Adding multi-tenancy to a DDD Rails app

… and check why 5600+ Rails engineers read also this

Adding multi-tenancy to a DDD Rails app

Many businesses when they set out to create some software they need, don’t know that one day, they might need multi-tenancy.

This is one of the features, that is not easy for programmers to add later easily. It might take months or even years.

Let me describe how I approached this in an ecommerce app. Essentially, the idea is to allow to create multiple stores, where previously it was one (or actually lack of any, all resources were global).

The ecommerce project

The project I am talking about is called ecommerce and it is part of the RailsEventStore (RES) organization on github. It started as a sample application for RES but over the last 10 years it grew to some kind of utopian Rails/DDD/CQRS/Events project.

This project does run on production, but it’s not really a production project. It’s more of a visionary/educational project to show a Rails codebase that can be highly modular in a DDD fashion.

In this project, there was no concept of a Store. All the main resources were global, as in Order.all etc.

Similarly, the events didn’t have any data or metadata that would point to a specific store.

class OrderConfirmed < Infra::Event
  attribute :order_id, Infra::Types::UUID
end

Another idea related to this whole project is that those events (and wider - domains/bounded contexts) are generic in their nature.

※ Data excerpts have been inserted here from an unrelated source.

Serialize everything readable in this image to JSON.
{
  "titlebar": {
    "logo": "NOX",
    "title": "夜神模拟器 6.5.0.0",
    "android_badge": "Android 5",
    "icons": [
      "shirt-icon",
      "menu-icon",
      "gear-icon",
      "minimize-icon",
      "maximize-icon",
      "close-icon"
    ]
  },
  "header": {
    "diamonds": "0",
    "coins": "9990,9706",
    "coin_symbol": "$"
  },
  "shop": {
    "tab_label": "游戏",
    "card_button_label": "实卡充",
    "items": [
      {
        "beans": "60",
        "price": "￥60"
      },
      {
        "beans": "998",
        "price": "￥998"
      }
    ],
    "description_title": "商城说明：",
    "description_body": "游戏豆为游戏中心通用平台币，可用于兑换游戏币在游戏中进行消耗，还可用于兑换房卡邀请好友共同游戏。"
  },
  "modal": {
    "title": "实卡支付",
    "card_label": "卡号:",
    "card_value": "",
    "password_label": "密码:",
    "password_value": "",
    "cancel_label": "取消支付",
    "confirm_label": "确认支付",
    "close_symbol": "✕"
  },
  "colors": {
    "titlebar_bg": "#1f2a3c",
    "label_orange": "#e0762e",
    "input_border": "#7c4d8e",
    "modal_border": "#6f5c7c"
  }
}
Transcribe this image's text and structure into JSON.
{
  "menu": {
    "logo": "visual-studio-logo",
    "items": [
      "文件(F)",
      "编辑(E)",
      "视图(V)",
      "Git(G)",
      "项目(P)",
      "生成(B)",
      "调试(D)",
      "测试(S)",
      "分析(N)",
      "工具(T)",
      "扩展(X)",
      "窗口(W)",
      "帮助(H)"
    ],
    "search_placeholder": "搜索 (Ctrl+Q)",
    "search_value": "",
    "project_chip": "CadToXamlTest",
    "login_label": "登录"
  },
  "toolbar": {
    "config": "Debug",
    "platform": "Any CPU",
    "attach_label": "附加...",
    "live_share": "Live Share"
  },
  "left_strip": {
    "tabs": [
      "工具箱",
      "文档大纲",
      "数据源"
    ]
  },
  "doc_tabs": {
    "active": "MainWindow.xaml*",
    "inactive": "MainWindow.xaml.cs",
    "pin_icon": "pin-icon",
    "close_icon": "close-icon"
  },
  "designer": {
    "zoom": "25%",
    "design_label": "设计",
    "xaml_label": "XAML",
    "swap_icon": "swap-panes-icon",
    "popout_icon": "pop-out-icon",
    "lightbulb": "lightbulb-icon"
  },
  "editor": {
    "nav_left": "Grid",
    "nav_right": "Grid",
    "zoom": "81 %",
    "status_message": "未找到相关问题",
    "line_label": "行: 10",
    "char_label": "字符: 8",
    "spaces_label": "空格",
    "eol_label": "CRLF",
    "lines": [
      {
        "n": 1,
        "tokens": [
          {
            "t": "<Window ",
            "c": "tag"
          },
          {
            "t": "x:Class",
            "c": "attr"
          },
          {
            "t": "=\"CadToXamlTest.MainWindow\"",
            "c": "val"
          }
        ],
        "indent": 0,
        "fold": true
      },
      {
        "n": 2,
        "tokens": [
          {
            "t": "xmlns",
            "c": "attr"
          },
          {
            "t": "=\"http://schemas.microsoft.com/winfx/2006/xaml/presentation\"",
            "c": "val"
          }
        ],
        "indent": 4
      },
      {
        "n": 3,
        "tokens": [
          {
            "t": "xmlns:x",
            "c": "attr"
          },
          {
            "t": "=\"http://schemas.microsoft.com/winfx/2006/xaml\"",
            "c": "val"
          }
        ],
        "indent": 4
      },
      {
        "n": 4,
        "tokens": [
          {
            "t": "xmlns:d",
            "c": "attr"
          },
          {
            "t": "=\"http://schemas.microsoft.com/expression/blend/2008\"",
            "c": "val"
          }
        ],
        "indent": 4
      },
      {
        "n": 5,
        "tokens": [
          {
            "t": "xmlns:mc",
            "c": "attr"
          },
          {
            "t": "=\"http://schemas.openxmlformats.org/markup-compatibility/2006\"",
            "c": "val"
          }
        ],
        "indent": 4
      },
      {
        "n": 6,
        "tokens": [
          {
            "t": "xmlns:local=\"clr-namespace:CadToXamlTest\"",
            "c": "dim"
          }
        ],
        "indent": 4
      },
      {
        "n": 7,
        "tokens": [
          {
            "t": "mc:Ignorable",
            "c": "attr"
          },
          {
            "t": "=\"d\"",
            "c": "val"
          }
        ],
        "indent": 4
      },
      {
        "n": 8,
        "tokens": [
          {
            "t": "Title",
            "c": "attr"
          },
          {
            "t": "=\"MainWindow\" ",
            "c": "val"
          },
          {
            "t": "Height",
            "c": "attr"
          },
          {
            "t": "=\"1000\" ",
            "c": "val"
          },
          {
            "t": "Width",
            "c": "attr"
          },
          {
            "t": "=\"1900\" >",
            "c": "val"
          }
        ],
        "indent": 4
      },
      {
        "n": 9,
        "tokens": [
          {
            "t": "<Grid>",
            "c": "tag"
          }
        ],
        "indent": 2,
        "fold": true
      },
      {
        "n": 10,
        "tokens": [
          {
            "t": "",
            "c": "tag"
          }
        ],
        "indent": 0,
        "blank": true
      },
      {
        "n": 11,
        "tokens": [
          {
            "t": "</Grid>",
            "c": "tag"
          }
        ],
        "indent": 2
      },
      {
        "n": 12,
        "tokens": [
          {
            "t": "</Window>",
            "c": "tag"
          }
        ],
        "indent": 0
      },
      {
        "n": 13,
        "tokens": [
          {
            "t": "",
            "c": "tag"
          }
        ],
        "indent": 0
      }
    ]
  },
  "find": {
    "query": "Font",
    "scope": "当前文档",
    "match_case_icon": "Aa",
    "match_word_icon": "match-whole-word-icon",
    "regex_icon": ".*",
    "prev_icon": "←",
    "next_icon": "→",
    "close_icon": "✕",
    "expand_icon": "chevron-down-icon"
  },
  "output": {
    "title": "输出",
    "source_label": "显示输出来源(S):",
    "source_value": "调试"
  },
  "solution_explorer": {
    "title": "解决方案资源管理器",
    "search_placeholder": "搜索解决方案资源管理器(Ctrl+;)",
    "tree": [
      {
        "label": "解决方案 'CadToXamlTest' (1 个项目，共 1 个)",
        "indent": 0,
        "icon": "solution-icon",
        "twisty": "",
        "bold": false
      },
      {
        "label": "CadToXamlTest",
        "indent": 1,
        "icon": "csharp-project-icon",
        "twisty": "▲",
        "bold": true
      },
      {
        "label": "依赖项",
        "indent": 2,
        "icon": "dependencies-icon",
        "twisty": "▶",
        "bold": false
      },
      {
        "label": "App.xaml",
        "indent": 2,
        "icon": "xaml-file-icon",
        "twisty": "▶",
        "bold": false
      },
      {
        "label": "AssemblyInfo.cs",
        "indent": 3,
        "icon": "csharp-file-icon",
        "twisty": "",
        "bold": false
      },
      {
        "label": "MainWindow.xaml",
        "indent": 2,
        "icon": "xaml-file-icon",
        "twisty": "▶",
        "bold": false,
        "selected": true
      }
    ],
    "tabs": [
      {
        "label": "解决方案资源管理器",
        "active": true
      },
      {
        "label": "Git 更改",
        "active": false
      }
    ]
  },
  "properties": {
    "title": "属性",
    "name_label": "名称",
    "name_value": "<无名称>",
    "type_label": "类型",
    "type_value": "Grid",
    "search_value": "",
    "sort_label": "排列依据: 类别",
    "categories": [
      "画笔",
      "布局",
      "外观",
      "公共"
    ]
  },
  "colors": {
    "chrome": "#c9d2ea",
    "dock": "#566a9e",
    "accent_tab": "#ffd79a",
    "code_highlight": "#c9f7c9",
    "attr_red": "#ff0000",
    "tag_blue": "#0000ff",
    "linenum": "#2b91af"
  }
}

As such they can be used in other apps without changes.

Just to prove this point that the domains can be reused, another rails app (pricing_catalog_rails_app) exists which requires (as gems) the existing bounded contexts.

The obvious solution - add store_id to all commands/events

When I talked to people, how they would approach adding multi-tenancy here this idea repeated. You need to extend existing events and commands with store_id.

I don’t like such invasive approaches by default.

Also, the domains reusability aspect - while still working, would be less elegant. Some event data would exist but never used in other apps (which don’t need multi-tenancy).

It’s definitely a concept that would work - so if you don’t have such abstract needs as reusability, this may be the way to go.

The different schema approach

Another obvious solution is to use some database concepts. Create a new schema per tenant or a new db.

I also excluded this from my choices - I didn’t want to solve this at the infra level. It also wasn’t clear to me, how would I operate on some cross-store reports which are often required for such Shopify-like platforms.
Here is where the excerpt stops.